For simplicity, say we’ll solely summarize two textual content evaluations which can be half of a bigger dataset for textual content classification. The 2 “lengthy” texts (options) and the evaluations’ sentiments (labels) may seem like:
|
X_long_texts = [ “I’ve been using this vacuum cleaner for about three weeks now. At first, I struggled with the attachments, and the manual wasn’t very clear. However, once I figured out how the motorized brush works, it easily picked up all the pet hair on my rugs. Overall, it’s a solid machine, though a bit heavy to carry up the stairs.”, “The delivery was delayed by four days, which was incredibly frustrating because I needed it for a weekend trip. When the backpack finally arrived, the zipper snagged immediately. I tried to fix it, but the fabric feels cheap and flimsy. I will definitely be returning this and asking for a full refund.”, ]
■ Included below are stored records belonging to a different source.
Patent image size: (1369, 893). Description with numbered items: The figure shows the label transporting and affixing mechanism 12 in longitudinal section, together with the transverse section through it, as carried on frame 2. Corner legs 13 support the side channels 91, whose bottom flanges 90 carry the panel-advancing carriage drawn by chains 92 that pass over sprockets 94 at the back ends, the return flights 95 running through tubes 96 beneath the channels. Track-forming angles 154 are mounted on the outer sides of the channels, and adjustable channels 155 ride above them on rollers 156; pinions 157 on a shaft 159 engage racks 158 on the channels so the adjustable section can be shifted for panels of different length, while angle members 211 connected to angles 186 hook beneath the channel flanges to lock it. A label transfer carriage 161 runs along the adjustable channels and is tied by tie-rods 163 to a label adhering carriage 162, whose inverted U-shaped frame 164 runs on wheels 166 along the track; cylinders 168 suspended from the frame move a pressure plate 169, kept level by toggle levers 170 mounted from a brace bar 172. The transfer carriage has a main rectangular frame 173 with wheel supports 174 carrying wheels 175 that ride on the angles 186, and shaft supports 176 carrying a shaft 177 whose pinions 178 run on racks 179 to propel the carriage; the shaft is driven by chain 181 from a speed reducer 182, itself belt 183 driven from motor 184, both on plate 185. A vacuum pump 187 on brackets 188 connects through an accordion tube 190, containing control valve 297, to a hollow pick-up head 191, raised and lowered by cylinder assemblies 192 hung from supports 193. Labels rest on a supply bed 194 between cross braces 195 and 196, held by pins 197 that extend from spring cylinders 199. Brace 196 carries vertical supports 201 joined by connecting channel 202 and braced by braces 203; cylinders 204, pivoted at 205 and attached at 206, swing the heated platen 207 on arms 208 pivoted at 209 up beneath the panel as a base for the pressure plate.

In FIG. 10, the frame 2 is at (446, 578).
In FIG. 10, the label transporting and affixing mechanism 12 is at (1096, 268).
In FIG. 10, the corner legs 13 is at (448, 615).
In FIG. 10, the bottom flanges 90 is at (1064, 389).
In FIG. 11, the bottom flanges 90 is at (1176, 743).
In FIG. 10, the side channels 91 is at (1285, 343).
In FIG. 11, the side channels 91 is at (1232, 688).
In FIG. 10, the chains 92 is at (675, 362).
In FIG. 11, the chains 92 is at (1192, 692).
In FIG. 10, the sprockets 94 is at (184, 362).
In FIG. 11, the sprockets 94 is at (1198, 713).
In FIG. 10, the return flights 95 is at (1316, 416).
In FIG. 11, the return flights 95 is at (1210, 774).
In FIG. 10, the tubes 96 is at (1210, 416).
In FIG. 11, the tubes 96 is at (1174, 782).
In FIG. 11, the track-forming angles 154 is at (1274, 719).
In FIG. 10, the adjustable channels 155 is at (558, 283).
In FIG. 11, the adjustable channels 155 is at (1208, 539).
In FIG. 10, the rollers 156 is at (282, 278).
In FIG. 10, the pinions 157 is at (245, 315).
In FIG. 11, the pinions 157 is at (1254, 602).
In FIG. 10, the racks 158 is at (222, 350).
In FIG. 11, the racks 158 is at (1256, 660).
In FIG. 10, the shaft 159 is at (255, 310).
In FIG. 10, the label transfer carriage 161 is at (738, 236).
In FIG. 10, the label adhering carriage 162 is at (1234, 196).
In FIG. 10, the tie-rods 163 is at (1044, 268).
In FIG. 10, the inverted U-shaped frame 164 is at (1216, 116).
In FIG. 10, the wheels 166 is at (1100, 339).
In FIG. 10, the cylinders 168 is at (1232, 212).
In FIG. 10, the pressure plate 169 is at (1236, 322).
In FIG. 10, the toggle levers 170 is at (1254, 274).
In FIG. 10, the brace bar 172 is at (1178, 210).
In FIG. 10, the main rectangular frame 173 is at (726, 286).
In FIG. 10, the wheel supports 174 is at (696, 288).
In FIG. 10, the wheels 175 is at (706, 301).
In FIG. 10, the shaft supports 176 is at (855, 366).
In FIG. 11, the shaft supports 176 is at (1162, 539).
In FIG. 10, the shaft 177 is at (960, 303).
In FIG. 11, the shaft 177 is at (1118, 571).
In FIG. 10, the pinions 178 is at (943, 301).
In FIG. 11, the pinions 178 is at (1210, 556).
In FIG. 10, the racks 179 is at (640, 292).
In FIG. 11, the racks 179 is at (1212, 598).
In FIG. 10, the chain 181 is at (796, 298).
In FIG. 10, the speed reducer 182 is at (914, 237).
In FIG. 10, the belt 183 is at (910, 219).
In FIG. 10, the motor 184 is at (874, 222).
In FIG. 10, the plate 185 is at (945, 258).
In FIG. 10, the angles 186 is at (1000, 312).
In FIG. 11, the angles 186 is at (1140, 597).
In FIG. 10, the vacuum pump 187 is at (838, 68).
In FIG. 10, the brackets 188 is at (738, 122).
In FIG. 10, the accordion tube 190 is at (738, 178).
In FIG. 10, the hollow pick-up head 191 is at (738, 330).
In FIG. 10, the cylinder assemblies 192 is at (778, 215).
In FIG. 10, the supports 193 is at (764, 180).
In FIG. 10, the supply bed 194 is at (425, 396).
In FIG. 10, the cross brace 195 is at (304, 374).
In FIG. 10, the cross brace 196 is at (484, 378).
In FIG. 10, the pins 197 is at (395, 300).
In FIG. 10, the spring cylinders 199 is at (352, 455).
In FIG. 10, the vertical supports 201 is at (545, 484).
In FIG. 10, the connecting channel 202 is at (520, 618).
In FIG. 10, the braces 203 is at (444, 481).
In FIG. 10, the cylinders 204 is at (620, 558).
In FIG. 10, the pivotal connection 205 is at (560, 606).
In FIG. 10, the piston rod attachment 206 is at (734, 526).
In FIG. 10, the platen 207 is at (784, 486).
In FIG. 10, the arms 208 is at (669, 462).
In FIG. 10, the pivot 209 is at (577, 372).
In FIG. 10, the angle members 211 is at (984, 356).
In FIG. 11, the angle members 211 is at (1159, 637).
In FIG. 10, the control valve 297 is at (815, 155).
y_labels = [“positive”, “negative”] |
The actual magic occurs subsequent. We outline a pipeline that brings collectively our knowledge preprocessing — specifically, LLM-driven summarization — and the coaching of a classifier. In an actual state of affairs, you will want excess of two coaching examples to construct a correct classifier, after all, however the level right here is for example how textual content summarization can scale back the dimensionality of textual content knowledge:
|
from sklearn.pipeline import Pipeline from sklearn.feature_extraction.textual content import TfidfVectorizer from sklearn.linear_model import LogisticRegression
# 1. Outline the Pipeline # Naming the variable ‘classification_pipeline’ avoids doable battle with transformers.pipeline operate classification_pipeline = Pipeline([ (‘summarizer’, HuggingFaceSummarizer(max_length=30, min_length=10)), (‘vectorizer’, TfidfVectorizer()), # Used to encode build numerical text representations, needed for ML (‘classifier’, LogisticRegression()) ]) |
As soon as the pipeline has been outlined, right here’s the right way to run it:
|
# 2. Prepare the Pipeline # This downloads the mannequin, summarizes the lengthy texts on the GPU, # vectorizes the quick summaries, and trains a classifier. classification_pipeline.match(X_long_texts, y_labels)
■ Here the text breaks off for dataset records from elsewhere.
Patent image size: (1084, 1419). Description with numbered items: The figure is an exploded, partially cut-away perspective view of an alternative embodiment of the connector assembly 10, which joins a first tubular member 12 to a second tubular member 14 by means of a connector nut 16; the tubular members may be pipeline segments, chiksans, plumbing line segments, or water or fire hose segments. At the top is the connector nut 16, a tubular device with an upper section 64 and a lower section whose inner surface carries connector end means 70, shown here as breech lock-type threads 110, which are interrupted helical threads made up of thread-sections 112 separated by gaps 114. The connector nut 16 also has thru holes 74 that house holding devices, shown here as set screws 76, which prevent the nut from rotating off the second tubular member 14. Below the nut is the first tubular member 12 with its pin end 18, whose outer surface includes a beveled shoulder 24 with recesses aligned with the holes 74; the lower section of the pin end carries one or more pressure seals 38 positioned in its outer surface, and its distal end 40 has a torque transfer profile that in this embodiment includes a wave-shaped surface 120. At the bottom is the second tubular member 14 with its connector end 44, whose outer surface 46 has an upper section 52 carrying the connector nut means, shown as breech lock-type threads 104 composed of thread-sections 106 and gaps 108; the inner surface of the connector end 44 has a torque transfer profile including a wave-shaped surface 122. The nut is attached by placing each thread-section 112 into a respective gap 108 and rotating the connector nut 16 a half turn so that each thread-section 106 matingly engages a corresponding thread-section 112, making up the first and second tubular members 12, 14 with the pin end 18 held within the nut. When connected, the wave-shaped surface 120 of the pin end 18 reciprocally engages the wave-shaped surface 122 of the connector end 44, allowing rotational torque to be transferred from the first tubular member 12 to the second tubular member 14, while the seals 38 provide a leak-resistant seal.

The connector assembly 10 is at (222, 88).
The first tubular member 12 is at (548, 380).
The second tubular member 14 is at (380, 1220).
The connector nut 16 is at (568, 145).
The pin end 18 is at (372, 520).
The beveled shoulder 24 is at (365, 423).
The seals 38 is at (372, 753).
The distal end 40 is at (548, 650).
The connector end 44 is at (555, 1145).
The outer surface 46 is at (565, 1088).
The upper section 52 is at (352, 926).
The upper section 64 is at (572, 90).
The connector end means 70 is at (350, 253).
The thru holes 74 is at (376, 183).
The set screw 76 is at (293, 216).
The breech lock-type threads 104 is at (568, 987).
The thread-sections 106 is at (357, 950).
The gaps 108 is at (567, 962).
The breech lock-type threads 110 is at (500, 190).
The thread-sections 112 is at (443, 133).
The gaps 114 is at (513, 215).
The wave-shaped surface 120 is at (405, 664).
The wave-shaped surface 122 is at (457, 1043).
print(“Pipeline educated efficiently on summarized evaluations!”) |
That’s all! Attempt adapting the code above to an actual, labeled textual content dataset for binary sentiment classification, and see the way it works in apply.
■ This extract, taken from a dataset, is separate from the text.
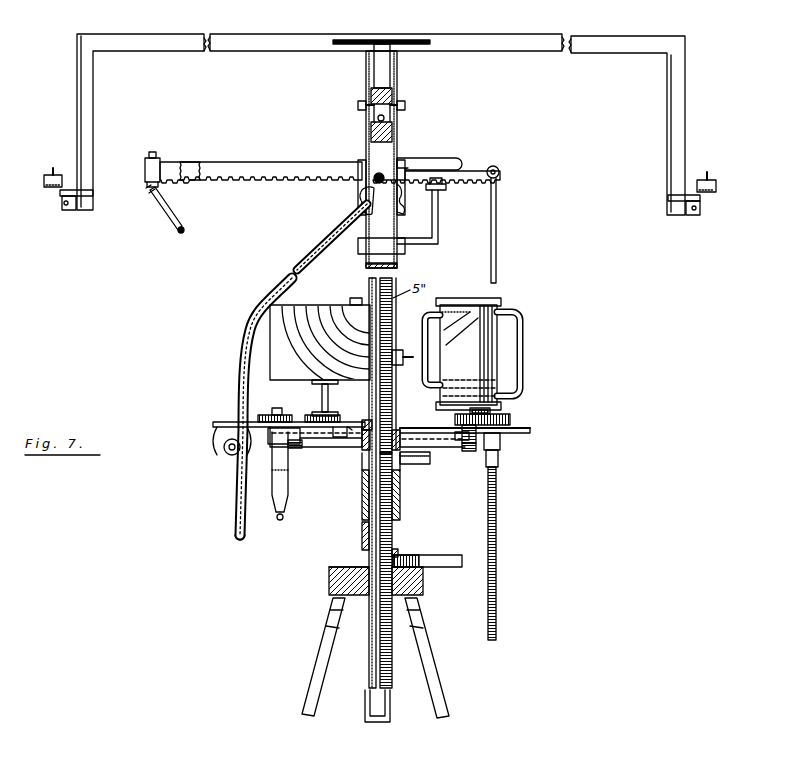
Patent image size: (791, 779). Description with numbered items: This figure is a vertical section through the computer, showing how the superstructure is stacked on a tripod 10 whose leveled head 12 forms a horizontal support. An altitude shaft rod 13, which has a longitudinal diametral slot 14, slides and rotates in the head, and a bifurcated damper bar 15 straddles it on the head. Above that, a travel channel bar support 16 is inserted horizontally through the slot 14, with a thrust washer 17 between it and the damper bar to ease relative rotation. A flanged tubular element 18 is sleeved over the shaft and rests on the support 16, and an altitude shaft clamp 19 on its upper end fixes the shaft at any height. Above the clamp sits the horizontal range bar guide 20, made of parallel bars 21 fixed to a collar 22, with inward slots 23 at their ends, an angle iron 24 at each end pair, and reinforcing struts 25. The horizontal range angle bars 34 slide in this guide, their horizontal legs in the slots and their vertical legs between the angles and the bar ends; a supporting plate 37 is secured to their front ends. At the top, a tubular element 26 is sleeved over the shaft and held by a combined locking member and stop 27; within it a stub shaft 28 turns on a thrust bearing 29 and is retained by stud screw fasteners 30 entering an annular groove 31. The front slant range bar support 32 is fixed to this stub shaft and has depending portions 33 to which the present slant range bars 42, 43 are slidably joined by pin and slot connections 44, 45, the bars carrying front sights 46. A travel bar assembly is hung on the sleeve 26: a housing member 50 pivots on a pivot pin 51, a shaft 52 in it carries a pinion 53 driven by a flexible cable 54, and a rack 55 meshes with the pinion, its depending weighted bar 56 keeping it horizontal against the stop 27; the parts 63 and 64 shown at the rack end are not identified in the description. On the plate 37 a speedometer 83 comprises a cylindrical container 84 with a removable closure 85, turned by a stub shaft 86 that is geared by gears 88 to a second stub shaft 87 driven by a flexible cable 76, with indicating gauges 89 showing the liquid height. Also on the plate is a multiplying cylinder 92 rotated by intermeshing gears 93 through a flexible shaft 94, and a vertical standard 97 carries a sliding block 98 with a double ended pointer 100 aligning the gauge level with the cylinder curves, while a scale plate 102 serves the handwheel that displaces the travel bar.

Earlier than we wrap up, in case you are interested in what the summarized texts seem like, you possibly can examine the output straight:
|
[” Overall, it’s a solid machine, though a bit heavy to carry up the stairs . At first, I struggled with the attachments,”, ‘ The delivery was delayed by four days, which was incredibly frustrating . The zipper snagged immediately . The fabric feels cheap and flimsy .’] |
The summaries are, after all, removed from the standard you’d get from ChatGPT or Google Gemini — the mannequin we used is a free, light-weight pre-trained mannequin, in any case. That stated, selecting extra highly effective fashions will definitely yield higher outcomes.
Abstract
We bridged the hole between traditional machine studying modeling and superior textual content processing by way of pre-trained massive language fashions, because of scikit-LLM: a library that leverages the most effective of each worlds.
🔥 Need the most effective instruments for AI advertising and marketing? Try GetResponse AI-powered automation to spice up what you are promoting!